Belinda studied her fingers to see if it was
four flavors or three, but lost interest in the question before she made up her
mind.

 
          
 
When I looked around at Jean she was watching
me quizzically. It was not lost on her that I was deeply attracted to the dower
chest. The look in her eye made me feel awkward. It was obvious that the chest
was her favorite thing. If I bought her favorite thing, at this stage of her
life, I would probably take a small part of the heart out of her, something I
was loath to do.

 
          
 
On the other hand, she did have an antique
store, open to the public, and the point of a store is to sell. Probably Jean
had just begun to edge over the wavery line that separates the long-time
collector from the novitiate dealer. If I didn't buy the chest somebody else
would.

 
          
 
"Nice chest," I said. "What'll
you take for it?"

 
          
 
Jean yawned and slumped down in her chair, as
relaxed as the girls. They were all sprawling more or less voluptuously. She
still had the nice color in her cheeks.

 
          
 
“What am I offered?" she asked, grinning.

 
          
 
"You're the seller," I said.
"You have to make the price."

 
          
 
Jean yawned again. She seemed to be fading
before my eyes, but she was not uncheerful.
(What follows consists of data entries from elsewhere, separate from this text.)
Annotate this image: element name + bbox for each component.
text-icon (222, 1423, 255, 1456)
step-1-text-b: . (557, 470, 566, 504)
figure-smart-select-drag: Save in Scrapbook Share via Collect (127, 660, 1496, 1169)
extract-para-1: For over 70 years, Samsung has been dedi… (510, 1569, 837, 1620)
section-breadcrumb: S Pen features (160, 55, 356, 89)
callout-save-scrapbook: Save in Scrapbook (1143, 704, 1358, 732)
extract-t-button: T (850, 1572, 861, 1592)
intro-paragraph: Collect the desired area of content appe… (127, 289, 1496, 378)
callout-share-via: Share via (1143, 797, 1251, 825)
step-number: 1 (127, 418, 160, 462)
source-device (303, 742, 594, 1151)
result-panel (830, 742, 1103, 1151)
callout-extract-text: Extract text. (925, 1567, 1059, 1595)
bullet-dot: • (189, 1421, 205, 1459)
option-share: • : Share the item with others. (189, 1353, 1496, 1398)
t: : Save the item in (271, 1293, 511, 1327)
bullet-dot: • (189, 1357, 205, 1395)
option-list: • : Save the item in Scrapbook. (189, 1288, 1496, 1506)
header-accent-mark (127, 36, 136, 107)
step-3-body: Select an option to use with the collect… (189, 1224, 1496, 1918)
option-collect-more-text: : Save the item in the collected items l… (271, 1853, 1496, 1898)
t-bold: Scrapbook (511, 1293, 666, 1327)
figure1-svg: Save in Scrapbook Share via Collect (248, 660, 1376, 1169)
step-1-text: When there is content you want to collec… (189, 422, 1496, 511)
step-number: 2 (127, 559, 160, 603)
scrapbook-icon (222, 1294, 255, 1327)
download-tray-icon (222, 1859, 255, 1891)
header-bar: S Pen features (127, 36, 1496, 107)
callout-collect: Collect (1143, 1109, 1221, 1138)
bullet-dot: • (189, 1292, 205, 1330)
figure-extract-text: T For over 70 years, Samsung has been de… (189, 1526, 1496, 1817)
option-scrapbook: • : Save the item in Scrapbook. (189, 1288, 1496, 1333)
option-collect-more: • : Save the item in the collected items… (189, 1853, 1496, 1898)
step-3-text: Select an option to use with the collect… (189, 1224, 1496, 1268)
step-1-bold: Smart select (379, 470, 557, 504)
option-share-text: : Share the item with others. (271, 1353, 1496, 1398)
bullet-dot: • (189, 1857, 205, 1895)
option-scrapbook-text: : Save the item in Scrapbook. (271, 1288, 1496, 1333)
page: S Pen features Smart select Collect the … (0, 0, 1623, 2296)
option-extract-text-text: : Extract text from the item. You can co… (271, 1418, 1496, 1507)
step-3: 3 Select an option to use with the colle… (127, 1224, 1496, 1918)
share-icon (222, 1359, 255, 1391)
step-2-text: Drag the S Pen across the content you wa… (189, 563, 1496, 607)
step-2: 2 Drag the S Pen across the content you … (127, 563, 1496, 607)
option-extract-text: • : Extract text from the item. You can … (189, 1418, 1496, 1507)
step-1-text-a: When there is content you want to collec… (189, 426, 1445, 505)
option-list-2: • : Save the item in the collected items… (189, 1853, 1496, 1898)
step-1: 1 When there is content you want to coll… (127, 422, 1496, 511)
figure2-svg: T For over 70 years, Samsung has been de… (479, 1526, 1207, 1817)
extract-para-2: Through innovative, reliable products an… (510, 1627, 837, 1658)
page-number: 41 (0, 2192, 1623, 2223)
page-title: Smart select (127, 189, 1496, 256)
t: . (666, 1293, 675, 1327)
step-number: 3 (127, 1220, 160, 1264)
She had fine green eyes and at that
moment they were alight with merriment, although I didn't know why. She wound a
finger through Belinda's ringlets.

 
          
 
"I'm too tired to price a chest,"
she said. "Besides, it's my favorite thing. If you buy it I'll cry."

 
          
 
I walked over to the desk and picked up the
silver ewer. It didn't have a price either. There were a number of small white
price tags scattered on the desk, but so far none of them had prices on them.